Les taux de CBD varient selon la matière première et le raffinage, mais ils se situent fréquemment entre 60 et 80 %. La wax conserve souvent une partie intéressante du profil terpénique, ce qui lui confère une intensité aromatique appréciée des consommateurs. Sa malléabilité la rend plus facile à manipuler que le shatter, tout en offrant une concentration élevée en cannabinoïdes et un goût très particulier.

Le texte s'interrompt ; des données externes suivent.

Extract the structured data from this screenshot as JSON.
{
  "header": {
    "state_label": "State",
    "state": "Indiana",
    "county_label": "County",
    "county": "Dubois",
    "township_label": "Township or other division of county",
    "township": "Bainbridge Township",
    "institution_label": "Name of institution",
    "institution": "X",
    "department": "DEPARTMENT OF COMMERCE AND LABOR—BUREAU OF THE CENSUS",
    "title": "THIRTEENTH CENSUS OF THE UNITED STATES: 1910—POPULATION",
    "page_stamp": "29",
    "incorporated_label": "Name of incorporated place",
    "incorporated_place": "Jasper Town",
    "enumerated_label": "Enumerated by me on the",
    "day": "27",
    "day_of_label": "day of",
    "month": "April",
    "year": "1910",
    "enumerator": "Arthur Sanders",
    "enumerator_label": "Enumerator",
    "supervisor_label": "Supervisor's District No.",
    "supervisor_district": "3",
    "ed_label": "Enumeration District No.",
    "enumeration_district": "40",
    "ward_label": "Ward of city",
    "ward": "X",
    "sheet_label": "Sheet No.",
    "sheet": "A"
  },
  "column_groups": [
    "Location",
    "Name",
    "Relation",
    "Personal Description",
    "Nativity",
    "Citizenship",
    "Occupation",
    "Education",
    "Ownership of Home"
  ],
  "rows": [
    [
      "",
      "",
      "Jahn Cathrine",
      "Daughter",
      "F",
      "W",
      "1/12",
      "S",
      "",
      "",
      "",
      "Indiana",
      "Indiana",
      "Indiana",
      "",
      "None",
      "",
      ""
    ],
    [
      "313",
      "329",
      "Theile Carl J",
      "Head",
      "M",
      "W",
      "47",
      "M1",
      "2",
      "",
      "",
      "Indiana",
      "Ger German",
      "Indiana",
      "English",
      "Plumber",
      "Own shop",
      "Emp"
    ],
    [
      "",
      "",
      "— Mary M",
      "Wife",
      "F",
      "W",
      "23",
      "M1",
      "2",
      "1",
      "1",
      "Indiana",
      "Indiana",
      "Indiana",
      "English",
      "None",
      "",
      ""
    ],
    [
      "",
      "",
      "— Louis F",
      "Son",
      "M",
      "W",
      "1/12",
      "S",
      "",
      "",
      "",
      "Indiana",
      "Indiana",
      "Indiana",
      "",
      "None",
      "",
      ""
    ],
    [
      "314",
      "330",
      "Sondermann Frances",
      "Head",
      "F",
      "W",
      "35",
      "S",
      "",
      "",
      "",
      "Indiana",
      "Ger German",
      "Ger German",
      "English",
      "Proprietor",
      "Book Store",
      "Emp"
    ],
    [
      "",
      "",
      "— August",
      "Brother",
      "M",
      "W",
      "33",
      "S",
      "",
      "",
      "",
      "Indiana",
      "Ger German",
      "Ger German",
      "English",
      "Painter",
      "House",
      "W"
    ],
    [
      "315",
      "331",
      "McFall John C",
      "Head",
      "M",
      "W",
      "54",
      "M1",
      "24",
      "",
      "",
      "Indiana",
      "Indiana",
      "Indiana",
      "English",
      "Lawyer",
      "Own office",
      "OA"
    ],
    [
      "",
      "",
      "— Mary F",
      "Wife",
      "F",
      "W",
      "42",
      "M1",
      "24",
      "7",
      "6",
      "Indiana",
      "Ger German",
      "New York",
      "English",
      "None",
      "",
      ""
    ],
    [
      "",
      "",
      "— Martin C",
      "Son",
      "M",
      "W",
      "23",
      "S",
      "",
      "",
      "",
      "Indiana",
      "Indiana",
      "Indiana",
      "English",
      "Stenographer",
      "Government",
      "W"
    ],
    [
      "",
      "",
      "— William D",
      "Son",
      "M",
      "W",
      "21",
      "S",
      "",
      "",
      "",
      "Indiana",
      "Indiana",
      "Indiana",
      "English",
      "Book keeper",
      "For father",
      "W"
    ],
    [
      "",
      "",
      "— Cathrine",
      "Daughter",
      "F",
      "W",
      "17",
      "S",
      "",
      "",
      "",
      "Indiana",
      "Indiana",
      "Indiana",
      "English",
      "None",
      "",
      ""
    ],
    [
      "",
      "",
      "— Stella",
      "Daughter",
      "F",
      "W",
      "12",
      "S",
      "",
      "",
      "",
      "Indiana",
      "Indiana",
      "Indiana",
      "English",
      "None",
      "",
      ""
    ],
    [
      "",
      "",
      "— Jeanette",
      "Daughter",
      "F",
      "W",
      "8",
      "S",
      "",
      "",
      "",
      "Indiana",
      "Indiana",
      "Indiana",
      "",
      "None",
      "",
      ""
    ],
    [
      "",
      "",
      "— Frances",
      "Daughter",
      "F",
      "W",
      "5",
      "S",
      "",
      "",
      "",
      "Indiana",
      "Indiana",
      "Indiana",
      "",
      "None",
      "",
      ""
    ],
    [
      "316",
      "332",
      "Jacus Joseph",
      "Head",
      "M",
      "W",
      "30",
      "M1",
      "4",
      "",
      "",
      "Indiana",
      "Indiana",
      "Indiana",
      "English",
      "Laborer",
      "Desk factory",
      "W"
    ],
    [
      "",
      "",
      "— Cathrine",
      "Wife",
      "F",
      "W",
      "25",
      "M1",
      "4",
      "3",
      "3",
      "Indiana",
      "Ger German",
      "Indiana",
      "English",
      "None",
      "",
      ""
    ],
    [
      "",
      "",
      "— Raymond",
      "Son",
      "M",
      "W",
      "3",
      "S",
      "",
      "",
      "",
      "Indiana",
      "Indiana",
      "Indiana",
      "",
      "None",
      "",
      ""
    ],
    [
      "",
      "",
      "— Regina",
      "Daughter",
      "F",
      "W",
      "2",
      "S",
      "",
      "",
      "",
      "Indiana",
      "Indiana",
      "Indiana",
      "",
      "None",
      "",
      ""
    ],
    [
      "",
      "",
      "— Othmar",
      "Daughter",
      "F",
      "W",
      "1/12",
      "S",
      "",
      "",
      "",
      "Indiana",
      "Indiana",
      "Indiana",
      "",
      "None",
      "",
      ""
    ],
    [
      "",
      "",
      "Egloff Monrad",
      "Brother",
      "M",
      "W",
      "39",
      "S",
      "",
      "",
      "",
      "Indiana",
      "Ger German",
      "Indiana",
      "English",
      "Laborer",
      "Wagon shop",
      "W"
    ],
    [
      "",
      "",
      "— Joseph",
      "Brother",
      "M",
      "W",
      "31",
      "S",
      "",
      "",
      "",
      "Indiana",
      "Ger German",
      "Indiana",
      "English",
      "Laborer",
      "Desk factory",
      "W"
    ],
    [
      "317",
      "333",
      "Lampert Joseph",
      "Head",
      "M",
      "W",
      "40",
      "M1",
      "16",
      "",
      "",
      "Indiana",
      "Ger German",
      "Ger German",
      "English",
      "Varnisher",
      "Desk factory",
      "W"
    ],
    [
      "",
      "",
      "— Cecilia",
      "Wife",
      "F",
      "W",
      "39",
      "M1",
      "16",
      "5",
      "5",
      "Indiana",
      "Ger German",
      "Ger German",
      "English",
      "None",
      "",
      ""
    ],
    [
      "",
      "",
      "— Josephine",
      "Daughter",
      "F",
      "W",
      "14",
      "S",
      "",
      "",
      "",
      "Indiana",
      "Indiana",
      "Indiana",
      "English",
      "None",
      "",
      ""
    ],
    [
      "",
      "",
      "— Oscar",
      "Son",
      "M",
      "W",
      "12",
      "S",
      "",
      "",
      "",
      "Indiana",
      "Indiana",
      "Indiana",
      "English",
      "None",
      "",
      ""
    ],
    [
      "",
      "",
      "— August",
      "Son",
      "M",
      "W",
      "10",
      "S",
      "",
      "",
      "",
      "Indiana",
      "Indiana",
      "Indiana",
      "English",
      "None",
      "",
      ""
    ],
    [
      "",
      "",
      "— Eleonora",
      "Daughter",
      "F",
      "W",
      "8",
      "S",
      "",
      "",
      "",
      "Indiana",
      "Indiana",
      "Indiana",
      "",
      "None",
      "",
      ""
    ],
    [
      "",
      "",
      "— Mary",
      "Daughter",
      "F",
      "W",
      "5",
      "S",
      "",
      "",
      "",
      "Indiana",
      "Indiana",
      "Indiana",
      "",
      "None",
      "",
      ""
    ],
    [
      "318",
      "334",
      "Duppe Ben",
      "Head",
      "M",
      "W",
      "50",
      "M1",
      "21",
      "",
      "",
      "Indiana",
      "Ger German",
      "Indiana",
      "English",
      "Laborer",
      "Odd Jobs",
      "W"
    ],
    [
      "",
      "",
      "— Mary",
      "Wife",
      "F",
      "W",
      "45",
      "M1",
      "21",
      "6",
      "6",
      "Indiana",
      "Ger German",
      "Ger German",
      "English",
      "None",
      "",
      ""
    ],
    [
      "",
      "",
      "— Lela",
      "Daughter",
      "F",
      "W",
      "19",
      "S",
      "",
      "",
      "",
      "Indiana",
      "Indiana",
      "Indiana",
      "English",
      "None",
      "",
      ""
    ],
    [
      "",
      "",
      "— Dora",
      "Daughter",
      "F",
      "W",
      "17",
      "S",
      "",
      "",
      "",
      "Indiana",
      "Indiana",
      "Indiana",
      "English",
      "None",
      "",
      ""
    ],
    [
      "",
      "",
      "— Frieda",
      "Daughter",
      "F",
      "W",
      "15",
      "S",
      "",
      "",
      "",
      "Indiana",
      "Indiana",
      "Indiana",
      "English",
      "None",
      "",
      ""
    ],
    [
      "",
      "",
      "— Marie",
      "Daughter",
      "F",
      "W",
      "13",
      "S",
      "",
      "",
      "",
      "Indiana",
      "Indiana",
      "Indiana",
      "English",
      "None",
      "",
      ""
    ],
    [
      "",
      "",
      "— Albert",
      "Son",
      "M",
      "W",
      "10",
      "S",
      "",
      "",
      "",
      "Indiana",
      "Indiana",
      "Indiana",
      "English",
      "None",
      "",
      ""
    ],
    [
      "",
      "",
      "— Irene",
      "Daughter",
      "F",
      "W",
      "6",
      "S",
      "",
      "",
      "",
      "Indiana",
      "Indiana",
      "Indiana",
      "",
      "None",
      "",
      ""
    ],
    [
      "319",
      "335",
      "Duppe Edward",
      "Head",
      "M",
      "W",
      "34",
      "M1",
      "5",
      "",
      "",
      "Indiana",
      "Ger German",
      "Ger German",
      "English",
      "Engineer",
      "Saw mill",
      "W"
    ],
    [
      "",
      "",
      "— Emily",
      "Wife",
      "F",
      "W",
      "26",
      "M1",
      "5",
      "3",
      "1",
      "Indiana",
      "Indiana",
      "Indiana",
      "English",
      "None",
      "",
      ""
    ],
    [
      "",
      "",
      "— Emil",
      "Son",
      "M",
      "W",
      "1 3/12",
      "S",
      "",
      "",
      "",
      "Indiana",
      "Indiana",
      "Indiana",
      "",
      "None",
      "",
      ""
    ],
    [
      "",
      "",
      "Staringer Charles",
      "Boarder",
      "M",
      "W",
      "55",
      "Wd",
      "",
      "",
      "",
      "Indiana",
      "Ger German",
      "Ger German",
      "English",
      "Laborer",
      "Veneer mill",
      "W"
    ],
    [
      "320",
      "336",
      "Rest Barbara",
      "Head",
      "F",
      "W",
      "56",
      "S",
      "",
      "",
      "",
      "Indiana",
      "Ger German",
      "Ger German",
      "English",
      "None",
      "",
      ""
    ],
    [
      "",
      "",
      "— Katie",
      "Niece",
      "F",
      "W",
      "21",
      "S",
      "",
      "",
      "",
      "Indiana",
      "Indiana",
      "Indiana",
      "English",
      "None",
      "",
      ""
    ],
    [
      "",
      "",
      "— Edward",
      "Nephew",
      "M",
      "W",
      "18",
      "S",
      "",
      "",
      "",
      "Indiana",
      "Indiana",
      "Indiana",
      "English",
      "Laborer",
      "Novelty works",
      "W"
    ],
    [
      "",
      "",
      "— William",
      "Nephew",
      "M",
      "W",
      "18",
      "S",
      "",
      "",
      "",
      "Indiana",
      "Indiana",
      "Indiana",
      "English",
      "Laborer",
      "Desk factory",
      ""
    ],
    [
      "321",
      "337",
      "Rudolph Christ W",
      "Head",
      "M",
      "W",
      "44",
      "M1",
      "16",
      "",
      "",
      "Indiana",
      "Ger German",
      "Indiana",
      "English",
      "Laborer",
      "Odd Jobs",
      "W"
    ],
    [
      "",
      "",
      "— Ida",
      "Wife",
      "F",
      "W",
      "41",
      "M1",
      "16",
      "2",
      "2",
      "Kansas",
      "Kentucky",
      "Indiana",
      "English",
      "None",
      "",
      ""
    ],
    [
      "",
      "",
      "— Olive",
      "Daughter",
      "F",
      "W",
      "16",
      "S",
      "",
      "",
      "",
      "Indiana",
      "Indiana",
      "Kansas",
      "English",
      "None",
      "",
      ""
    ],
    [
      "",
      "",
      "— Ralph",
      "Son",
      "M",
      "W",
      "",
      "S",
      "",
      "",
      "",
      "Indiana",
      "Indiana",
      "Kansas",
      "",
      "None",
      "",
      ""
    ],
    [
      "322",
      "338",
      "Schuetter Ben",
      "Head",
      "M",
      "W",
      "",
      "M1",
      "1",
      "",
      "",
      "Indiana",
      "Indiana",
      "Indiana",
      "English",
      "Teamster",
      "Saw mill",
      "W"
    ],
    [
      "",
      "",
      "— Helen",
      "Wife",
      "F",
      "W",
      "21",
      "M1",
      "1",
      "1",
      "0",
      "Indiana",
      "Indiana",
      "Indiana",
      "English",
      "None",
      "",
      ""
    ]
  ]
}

Le crumble CBD, parfois appelé “honeycomb”, se distingue par sa texture sèche et friable, résultat d’une technique particulière.
Une fois le CBD extrait, il est purifié pour enlever les cires et les impuretés, puis chauffé doucement sous vide pour éliminer tout résidu de solvant. En refroidissant, le CBD prend une texture sèche et friable.
Les concentrations en CBD se situent généralement entre 60 et 80 %, selon la qualité de la matière première utilisée. Ce type de concentré de CBD est souvent apprécié pour sa stabilité à température ambiante et sa facilité d’utilisation. Sur le plan aromatique, il peut présenter un profil légèrement moins intense qu’une wax plus riche en terpènes, mais cela dépend fortement du procédé et du stockage. Comme les autres BHO, il combine forte concentration et faible volume de matière végétale résiduelle.
Découvrir notre crumble de CBD

Le shatter CBD est reconnaissable à son aspect translucide et à sa texture dure et cassante. Contrairement à la wax et au crumble, l’extrait est peu manipulé après l’extraction : il garde sa structure cristalline et compacte, lui donnant une apparence de “verre brisé”, d’où son nom.
Les taux de CBD peuvent atteindre 70 à 90 %, notamment lorsqu’il est issu d’un raffinage poussé. Le shatter est généralement apprécié pour sa pureté visuelle et sa concentration élevée. En revanche, sa texture rigide peut le rendre légèrement moins pratique à manipuler que la wax ou le crumble.
Découvrir notre shatter de CBD
Contrairement aux BHO, l’extraction au CO₂ supercritique n’est pas une innovation spécifique au monde du cannabis. Il s’agit d’une technique mise au point dans les années 70 pour l’industrie agroalimentaire et pharmaceutique. Elle est notamment utilisée pour la décaféination du café et l’extraction d’arômes naturels. Elle est principalement utilisée pour sa précision et pour l’utilisation du dioxyde de carbone comme solvant propre, non toxique et recyclable.
Les premières traces de son utilisation dans le contexte du cannabis remontent au début des années 90, mais elle se généralise dans les années 2010 avec la légalisation progressive du cannabis médical puis récréatif en Amérique du Nord.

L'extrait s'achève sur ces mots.